Lily Allen wins paparazzi fight

JANE STEVENSON - Sun Media

, Last Updated: 6:17 AM ET

British pop singer Lily Allen, one of England's most scrutinized celebrities, recently struck back at the paparazzi at home.

Allen, in Toronto this week wrapping up her North American tour, says life has become tolerable again since she got a harassment order against "the paps" in the U.K. a few months ago, after an accident in which photographers crashed into her car.

"Anyone who's got a camera is not allowed to follow me in a car," said Allen, who is sporting a shorter haircut these days and is noticeably thinner.

"Interestingly enough, I've spoken about it quite a lot in the U.K. press, but none of them have printed anything because they don't want other celebrities to realize that they can do that. No one told me about it. I had to go and get my own entertainment lawyers and figure out if that was an option for me."

Now, Allen says, some of the simple joys of life are once again available to her -- such as walking her dog, running in her local park, or meeting friends for coffee -- all without the worry of having her makeup, hair and clothing just so.

"It's completely changed my life, and it's brilliant," the 23-year-old said. "I'm very happy. Now I just feel like a free agent. Before I felt like, 'Oh, look at me, I've got all this success and the downside of that is this -- people point at me, they make fun of me -- but I get paid a bit more than anyone else.' Whereas now I feel like ... 'I work really hard.
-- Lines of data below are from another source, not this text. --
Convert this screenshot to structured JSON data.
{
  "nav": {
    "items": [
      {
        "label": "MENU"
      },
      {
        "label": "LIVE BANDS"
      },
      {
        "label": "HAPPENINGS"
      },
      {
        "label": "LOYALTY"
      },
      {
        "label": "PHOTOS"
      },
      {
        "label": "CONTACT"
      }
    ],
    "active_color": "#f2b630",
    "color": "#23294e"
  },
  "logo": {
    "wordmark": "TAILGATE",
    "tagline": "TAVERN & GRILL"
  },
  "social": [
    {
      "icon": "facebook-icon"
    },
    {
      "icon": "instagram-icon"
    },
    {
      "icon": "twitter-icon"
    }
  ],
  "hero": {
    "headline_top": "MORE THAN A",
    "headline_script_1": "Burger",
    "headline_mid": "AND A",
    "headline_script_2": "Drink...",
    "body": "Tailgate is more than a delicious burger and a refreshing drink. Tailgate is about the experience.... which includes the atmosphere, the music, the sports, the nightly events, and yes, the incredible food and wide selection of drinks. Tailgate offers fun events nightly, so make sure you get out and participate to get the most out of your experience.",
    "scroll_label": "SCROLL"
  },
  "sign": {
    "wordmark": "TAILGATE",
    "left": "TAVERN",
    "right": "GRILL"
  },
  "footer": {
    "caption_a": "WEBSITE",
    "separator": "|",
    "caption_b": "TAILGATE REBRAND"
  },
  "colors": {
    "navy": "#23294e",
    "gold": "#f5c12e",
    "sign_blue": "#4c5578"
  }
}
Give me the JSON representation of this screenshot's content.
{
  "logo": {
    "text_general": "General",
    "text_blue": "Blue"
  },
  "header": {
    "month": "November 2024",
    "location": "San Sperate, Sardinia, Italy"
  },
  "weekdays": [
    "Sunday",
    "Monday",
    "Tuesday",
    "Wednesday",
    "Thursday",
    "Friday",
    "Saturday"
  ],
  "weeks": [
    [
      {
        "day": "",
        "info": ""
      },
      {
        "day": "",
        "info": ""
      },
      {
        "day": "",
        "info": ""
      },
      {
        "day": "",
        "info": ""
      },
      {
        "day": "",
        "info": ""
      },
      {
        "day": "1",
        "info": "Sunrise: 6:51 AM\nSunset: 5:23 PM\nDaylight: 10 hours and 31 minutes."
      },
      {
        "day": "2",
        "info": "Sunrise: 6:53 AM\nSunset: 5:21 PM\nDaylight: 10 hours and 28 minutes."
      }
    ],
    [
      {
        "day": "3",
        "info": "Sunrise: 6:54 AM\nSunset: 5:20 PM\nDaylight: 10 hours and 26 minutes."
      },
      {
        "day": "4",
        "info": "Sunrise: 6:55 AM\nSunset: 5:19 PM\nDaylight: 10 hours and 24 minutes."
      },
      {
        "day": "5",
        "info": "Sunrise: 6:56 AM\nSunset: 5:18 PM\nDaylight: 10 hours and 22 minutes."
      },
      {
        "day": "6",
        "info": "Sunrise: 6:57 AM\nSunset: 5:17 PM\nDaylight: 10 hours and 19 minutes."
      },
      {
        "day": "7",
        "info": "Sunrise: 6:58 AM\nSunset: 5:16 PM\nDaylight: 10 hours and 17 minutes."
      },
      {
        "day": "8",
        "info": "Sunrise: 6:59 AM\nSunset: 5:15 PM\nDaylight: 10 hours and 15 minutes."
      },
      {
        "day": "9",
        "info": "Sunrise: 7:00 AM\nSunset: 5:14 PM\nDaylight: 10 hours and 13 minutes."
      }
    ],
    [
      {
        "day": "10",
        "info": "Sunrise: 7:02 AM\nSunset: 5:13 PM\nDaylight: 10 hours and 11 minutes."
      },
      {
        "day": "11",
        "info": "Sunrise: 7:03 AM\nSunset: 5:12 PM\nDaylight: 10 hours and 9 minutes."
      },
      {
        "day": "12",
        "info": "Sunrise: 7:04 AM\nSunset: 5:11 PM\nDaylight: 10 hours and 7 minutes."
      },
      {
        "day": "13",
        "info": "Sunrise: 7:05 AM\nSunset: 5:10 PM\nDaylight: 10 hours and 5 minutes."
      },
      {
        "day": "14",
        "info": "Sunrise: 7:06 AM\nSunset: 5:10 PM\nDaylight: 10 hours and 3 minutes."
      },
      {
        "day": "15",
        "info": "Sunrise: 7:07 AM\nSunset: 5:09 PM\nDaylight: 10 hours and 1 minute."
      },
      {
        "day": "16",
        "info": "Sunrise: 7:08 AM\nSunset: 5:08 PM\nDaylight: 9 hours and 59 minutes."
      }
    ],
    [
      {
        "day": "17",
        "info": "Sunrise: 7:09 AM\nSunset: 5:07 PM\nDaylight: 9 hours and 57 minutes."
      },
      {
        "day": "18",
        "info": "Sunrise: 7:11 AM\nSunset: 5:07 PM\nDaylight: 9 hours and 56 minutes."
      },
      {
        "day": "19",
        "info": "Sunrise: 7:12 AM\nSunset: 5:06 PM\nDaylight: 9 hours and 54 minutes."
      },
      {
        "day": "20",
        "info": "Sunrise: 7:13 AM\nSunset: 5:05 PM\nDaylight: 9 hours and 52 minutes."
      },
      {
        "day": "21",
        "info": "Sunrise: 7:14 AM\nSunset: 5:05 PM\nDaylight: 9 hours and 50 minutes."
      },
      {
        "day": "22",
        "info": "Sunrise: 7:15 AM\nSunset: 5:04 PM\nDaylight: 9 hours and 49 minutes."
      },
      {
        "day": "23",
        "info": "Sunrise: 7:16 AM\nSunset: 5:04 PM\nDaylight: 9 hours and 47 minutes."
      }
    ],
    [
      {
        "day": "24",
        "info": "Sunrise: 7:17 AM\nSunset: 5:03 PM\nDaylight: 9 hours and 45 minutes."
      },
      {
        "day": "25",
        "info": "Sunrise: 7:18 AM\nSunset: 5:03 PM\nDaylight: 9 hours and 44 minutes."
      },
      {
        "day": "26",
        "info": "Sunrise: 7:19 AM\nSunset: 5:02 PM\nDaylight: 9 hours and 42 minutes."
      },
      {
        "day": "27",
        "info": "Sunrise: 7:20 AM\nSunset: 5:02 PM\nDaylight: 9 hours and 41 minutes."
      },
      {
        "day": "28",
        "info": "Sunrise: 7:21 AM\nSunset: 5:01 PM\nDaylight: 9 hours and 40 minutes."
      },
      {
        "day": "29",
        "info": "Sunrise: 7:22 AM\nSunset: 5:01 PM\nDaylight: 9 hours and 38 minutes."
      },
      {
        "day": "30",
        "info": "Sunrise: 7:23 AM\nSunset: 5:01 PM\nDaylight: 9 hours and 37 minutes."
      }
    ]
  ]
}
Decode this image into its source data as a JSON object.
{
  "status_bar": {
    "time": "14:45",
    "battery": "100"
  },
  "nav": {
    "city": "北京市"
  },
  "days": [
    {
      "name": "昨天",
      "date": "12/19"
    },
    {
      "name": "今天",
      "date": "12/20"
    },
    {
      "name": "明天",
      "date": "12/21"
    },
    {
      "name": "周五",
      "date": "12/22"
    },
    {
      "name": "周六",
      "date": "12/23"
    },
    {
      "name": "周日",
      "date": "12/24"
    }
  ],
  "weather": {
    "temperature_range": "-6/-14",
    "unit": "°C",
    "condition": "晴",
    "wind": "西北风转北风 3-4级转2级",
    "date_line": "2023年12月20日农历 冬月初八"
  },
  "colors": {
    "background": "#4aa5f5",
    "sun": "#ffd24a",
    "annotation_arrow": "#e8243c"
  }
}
I've succeeded in what I do and I'm allowed to enjoy my life.' "

Allen, the daughter of British actor-comedian Keith Allen, became famous in 2006 for her scathing, funny lyrics that often skewered old boyfriends, set against sunny pop music delivered in a trill voice, notably on her first hit single Smile.

Her music fame, though, began to take a backseat in her native England to both her public drunken behaviour -- there was that rather obvious display with Elton John when they co-presented a GQ award together -- and to her feuds with such singers as Katy Perry, Amy Winehouse and Kyle Minogue.

Allen has remained scandal-free lately, telling the hosts of The View this week that after the release of her first album, 2006's Alright, Still..., she became "more famous for being a train wreck than a singer."

Allen's second album, It's Not Me, It's You, deals with the downside of fame and celebrity, particularly on the drug-taking song Everyone's At It, and on the first single, The Fear.

"What I'm trying to say on (Everyone's At It) is, yes, people do do things that aren't considered good, but it doesn't mean that we can pass judgment on them, or write them off as being bad people."

Allen said neither governments nor society as a whole are succeeding in the battle against drug use, particularly in the U.S.

"We don't have the drug problems to the extent that I think America does," Allen said. "Most venues are usually in downtown areas, and there are always a lot of homeless people and crack addicts and prostitutes ... I've never seen anything like that in England. (It) doesn't get to that stage."

Her single The Fear seems to be targeting her own industry.

"It's a song that I had written for other people, like for young girls, really," Allen said.

"(I'll) tell you where the inspiration for it came from. I was walking down this street, in this village in the middle of the countryside in the U.K., and there was this little girl who must have been eight or nine, walking down the street with her mom in, like, high-waisted hot pants and a little crop top. And I just thought, 'That's not really right.'

"And I could tell she was the kind of girl that would be trying out for Pop Idol in five years time, and wants to be famous when she grows up. And there's definitely the whole culture of that where I come from, and it's not necessarily a culture that I think is particularly healthy. But at the same time, I'm very aware that I am a part of that culture -- but it's not something that I feel particularly comfortable with."